Steps to Reporting S Corporation Premiums

There are specific steps to ensure that you receive the substantial tax savings for medical benefits.

  1. Shareholders who own more than 2 percent of an S corp should have their premiums tracked separately. These premiums (for health, dental and vision) cannot be deducted by the S corp.
  2. The corporation must pay the premiums for the shareholder even if that payment is made as a reimbursement.
  3. Prior to the final payroll processing for the year, the total for vision, dental, health and other medical insurance premiums paid by the corporation must be given to the shareholder for their W-2.
  4. There is a special tax treatment for this payment of premiums. Federal and State withholding applies even though they are not subject to Medicare tax or Social Security.
  5. Premiums are recorded on the W-2.

If a shareholder (who owns more than 2 percent of the S corp) premiums are not reported on the shareholder’s W-2, then the IRS will not allow the self-employment deduction.

C Corp vs. S Corp

There are different rules for the regular C corporation (the default form of tax election). A regular C corporation can provide shareholder/employees with health insurance as a benefit. Then they can deduct the cost as a business expense. The shareholder/employee does not have to pay any tax on the premiums paid by the corporation.

That is not the way an S corporation reports the premiums, as discussed above, a 2 percent shareholder must include in their wages the cost of employee health benefits. Spouse and family members of 2 percent shareholders are considered 2 percent shareholders for the purposes of this reporting to the IRS.

Offset as a Self-Employed Health Insurance Deduction

There is an offset available to an individual if the following apply:

The premium payments of a 2 percent shareholder is made by the S corporation or the payments are made by the 2 percent shareholder and the S corporation reimburses that shareholder

The W-2 of the shareholder reflects the premium payments as income. This is due to the fact that if you have more than 2 percent ownership in an S corporation, you are treated the same way as someone who is self employed in regards to health insurance premiums.
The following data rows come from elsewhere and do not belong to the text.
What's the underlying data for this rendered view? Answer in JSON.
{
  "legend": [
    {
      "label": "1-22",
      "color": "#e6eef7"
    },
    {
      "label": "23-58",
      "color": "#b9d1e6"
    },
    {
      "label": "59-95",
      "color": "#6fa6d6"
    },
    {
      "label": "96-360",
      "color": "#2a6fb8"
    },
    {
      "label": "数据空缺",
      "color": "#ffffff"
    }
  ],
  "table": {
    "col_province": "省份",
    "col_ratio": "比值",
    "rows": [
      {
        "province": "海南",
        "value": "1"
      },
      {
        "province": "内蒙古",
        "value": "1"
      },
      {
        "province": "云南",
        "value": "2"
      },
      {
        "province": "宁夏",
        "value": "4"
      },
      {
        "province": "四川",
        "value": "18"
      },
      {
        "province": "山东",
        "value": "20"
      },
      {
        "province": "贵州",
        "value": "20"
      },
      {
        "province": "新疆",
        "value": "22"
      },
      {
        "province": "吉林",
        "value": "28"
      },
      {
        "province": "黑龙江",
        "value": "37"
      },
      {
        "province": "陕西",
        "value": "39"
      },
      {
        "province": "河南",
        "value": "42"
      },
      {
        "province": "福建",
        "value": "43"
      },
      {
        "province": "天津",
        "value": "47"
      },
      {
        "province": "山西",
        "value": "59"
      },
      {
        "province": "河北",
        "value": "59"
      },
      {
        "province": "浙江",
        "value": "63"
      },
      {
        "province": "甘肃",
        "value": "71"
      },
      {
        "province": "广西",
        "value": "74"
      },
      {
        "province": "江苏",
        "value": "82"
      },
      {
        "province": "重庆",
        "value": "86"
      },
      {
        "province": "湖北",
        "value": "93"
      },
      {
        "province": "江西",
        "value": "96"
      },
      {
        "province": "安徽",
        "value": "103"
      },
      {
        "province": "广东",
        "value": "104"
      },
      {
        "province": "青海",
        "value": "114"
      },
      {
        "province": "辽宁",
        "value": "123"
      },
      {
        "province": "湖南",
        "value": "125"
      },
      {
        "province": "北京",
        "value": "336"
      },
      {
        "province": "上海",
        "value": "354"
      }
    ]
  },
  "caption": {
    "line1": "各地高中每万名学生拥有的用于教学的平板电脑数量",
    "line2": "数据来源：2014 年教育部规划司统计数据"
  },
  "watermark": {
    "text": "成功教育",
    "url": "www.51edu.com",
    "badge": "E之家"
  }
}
Medicare coverage premiums may also be deducted. The insurance may also cover your children up to the age of 27 even if they are not your dependents. Deductions are limited to the amount of wage you received from the S corp. Compliance with the rules as they relate to the 2 percent shareholders permit the deduction.

S Corp and the IRS

The Internal Revenue Service looks at two elements in determining who is eligible to receive the deduction:

  1. Who pays the premiums on a health insurance benefit
  2. How are premiums reported to the IRS

S corporations may deduct the amount of the premiums as compensation to the employee.

The shareholder must pay income tax on these premiums paid by the S corporation.

This kind of “income” is not subject to Medicare taxes or Social Security if you are the only employee of the S corp or if the corporation as other employees who are not shareholders and provides them with health insurance.